Monday, April 30, 2012

Relief


As an obstetrician, I helped bring life into this world.  What cooler job is there than that?  But honestly, I was not really the one bringing life into this world.  The life was there, I was just guiding it out.  It’s an interesting thing, being a deliverer of babies.  Most of the time I’m really not needed.  I’m there to help coach the mother, make sure her delivery is progressing and that both mother and baby are safe.  Most of the time, mothers do what they do and nature takes its course, bringing another baby into this world, just like the last seven billion babies.  A good attendant, whether obstetrician, family practitioner or midwife, can help guide the delivery to minimize injury to the mother, but the baby would arrive safe and sound no matter what we do or don’t do.  Not all the time, however.  There’s a reason mothers and babies used to die in childbirth in such huge numbers compared to today.  Things can go wrong, and when they do, they often go wrong very quickly.  

As I was evaluating my relationship with my career, I had to ask myself:  did I want to be in a job where I was often not needed, but when I was, it was an emergency?  That is a very stressful way to live.  When you tell people you deliver babies for a living, every single one of them says, “oh, what a joyful job you have”.  And they’re correct – most of the time.  I’ve not once had someone say to me, “ gosh, that must be so stressful – every mom is expecting a perfect birth experience and a perfect baby, yet nothing in this world is perfect – you have a lot to live up to!”.  This would be a more accurate description.  And so would, “wow, you have to make complex decisions quickly, and sometimes tell people things they don’t want to hear – what a responsibility!”.  I’ve never heard that.    It is a joyful job, until it’s not.  And I was finally realizing that I was not cut out for the hard parts.



People also think, when you say you're an ob/gyn, that all you do is deliver babies.  They don't think about the annual exams, the hysterectomies, the laparoscopic surgeries, the trips to the ER in the middle of the night for suspected ectopic pregnancies or for miscarriages in progress.  They don't think about the fact that I have to tell women they have cancer.  They don't think about the fact that I have to tell women they have an STD (and, therefore, that their partner has been less than faithful and/or forthcoming).

So what, just cut and run when things get difficult?  No, that’s not what I’m trying to say.  Every job has hard parts.  When I was sixteen years old and waitressing, I had a volatile Neopolitan boss who would scream at me in front of customers.  That was hard.  But the good parts (earning money for my class trip to France) outweighed the bad.  Life has hard parts, but you make it through them to enjoy the good parts.  But when you’re in a situation where you are dreading the hard parts of every day, when you just want to curl up in a ball under the comforter and never come out, when your job is making you clinically depressed, that’s a pretty good sign you’re not cut out for that job.  I’ve worked with fantastic doctors and nurses who ARE cut out for their jobs.  That’s not to say they don’t feel the difficulties, but for them, the rewards outweigh anything else.  That was just not the case for me, and the sooner I admitted it, the sooner I could move on to something that would make me happy.
Yes, I did some pretty cool things in my former career.  I even saved some lives, and I don't say that with any sense of bragging or arrogance - it could have been any trained ob/gyn or surgeon who saved those lives - I just happened to be the one on call when the patient came in.  But do I miss it?  Nope.  Someone else can save the lives, I don't need the glory.  I needed to save my own life. I needed relief.  And I am relieved that I made it out before I spent the next 30 years in misery.  How do I spell relief?
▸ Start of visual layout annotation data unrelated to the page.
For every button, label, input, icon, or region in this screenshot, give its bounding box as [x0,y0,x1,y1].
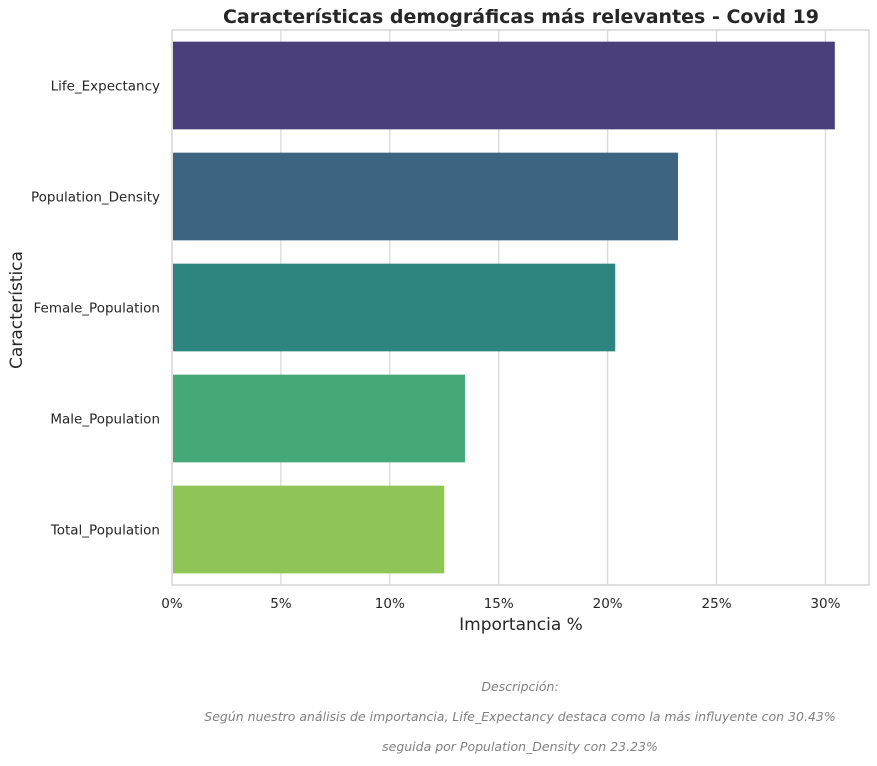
bar [173,41,835,130]
description-line-2: seguida por Population_Density con 23.23… [382,739,658,754]
y-axis-label: Característica [7,251,27,369]
x-tick-label: 15% [484,596,514,612]
bar-chart: 0% 5% 10% 15% 20% 25% 30% Life_Expectancy Popul… [7,6,870,635]
bar [173,485,445,574]
x-tick-labels: 0% 5% 10% 15% 20% 25% 30% [161,596,840,612]
x-tick-label: 5% [270,596,292,612]
y-category-label: Total_Population [50,523,160,539]
bars [173,41,835,574]
bar [173,152,678,241]
bar [173,263,616,352]
x-tick-label: 20% [593,596,623,612]
y-category-label: Male_Population [50,412,160,428]
y-category-labels: Life_Expectancy Population_Density Female_… [31,79,160,539]
x-tick-label: 25% [702,596,732,612]
description-line-1: Según nuestro análisis de importancia, L… [204,709,836,724]
x-tick-label: 0% [161,596,183,612]
y-category-label: Population_Density [31,190,160,206]
x-tick-label: 30% [810,596,840,612]
chart-title: Características demográficas más relevan… [223,6,819,28]
bar [173,374,465,463]
x-tick-label: 10% [375,596,405,612]
description-heading: Descripción: [481,679,559,694]
y-category-label: Life_Expectancy [51,79,160,95]
y-category-label: Female_Population [34,301,161,317]
x-axis-label: Importancia % [459,615,583,635]
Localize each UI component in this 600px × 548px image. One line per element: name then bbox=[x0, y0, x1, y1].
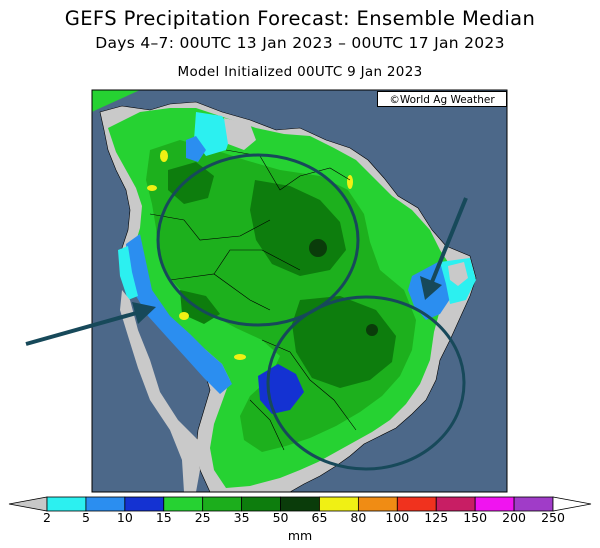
legend-tick-label: 65 bbox=[311, 510, 328, 525]
map-frame bbox=[91, 89, 508, 493]
precip-2-5mm-andes bbox=[118, 246, 138, 300]
legend-tick-label: 15 bbox=[155, 510, 172, 525]
legend-cell bbox=[396, 496, 437, 512]
annotation-arrow-right bbox=[420, 197, 468, 300]
legend-tick-label: 250 bbox=[541, 510, 565, 525]
dry-area-ne-brazil bbox=[448, 262, 468, 286]
precip-65-80mm-spot bbox=[347, 175, 353, 189]
legend-cell bbox=[513, 496, 554, 512]
model-init-time: Model Initialized 00UTC 9 Jan 2023 bbox=[177, 64, 423, 80]
precip-65-80mm-spot bbox=[179, 312, 189, 320]
legend-cell bbox=[357, 496, 398, 512]
legend-tick-label: 200 bbox=[502, 510, 526, 525]
legend-cell bbox=[8, 496, 48, 512]
legend-cell bbox=[46, 496, 87, 512]
legend-cell bbox=[319, 496, 359, 512]
legend-tick-label: 2 bbox=[43, 510, 51, 525]
precip-65-80mm-spot bbox=[160, 150, 168, 162]
legend-tick-label: 100 bbox=[385, 510, 410, 525]
legend-tick-label: 10 bbox=[116, 510, 133, 525]
legend-tick-label: 50 bbox=[272, 510, 289, 525]
legend-cell bbox=[124, 496, 165, 512]
central-america bbox=[92, 90, 140, 112]
precip-35-50mm-c bbox=[168, 162, 214, 204]
precip-65-80mm-spot bbox=[147, 185, 157, 191]
legend-cell bbox=[474, 496, 515, 512]
dry-area-pacific-coast bbox=[120, 290, 200, 492]
credit-label: ©World Ag Weather bbox=[377, 91, 507, 107]
precip-50-65mm-spot bbox=[309, 239, 327, 257]
legend-tick-label: 150 bbox=[463, 510, 488, 525]
precip-5-15mm-venezuela bbox=[186, 136, 206, 162]
legend-cell bbox=[552, 496, 592, 512]
precip-50-65mm-spot bbox=[366, 324, 378, 336]
precip-5-15mm-andes bbox=[126, 234, 232, 394]
forecast-period: Days 4–7: 00UTC 13 Jan 2023 – 00UTC 17 J… bbox=[95, 34, 505, 52]
legend-tick-label: 5 bbox=[81, 510, 90, 525]
legend-color-bar bbox=[8, 496, 592, 512]
legend-cell bbox=[241, 496, 281, 512]
annotation-arrow-left bbox=[25, 302, 156, 346]
legend-tick-label: 80 bbox=[350, 510, 367, 525]
precip-35-50mm-b bbox=[292, 296, 396, 388]
legend-cell bbox=[163, 496, 204, 512]
legend-unit-label: mm bbox=[287, 528, 313, 543]
legend-cell bbox=[85, 496, 126, 512]
legend-cell bbox=[202, 496, 243, 512]
precip-2-5mm-venezuela bbox=[194, 112, 232, 156]
legend-tick-label: 35 bbox=[233, 510, 250, 525]
legend-cell bbox=[280, 496, 320, 512]
legend-tick-label: 125 bbox=[424, 510, 449, 525]
annotation-circle-north bbox=[156, 153, 360, 327]
dry-area-venezuela bbox=[224, 118, 256, 150]
map-title: GEFS Precipitation Forecast: Ensemble Me… bbox=[64, 7, 536, 30]
annotation-circle-south bbox=[266, 295, 466, 471]
legend-tick-label: 25 bbox=[194, 510, 211, 525]
legend-cell bbox=[435, 496, 476, 512]
precip-65-80mm-spot bbox=[234, 354, 246, 360]
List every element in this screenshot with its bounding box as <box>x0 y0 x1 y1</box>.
Q-U-I-T-T-I-N-G.  Not as catchy as the Rolaids jingle, but it'll do.

When I think about my former career, from the vantage point now of six months out, I feel an overwhelming sense of relief.  Relief that I'm no longer working those hours, under those pressures.  Relief that I don't have to know everything anymore.  Relief that I have my life back.  Relief that I made the right decision.

There were amazing moments in my job and I will miss them.  (The fact that I don't miss them yet probably means I'm still healing from the PTSD...)  Delivering babies  - there’s nothing more beautiful than that.  But I give it up willingly to bring MY life into this world.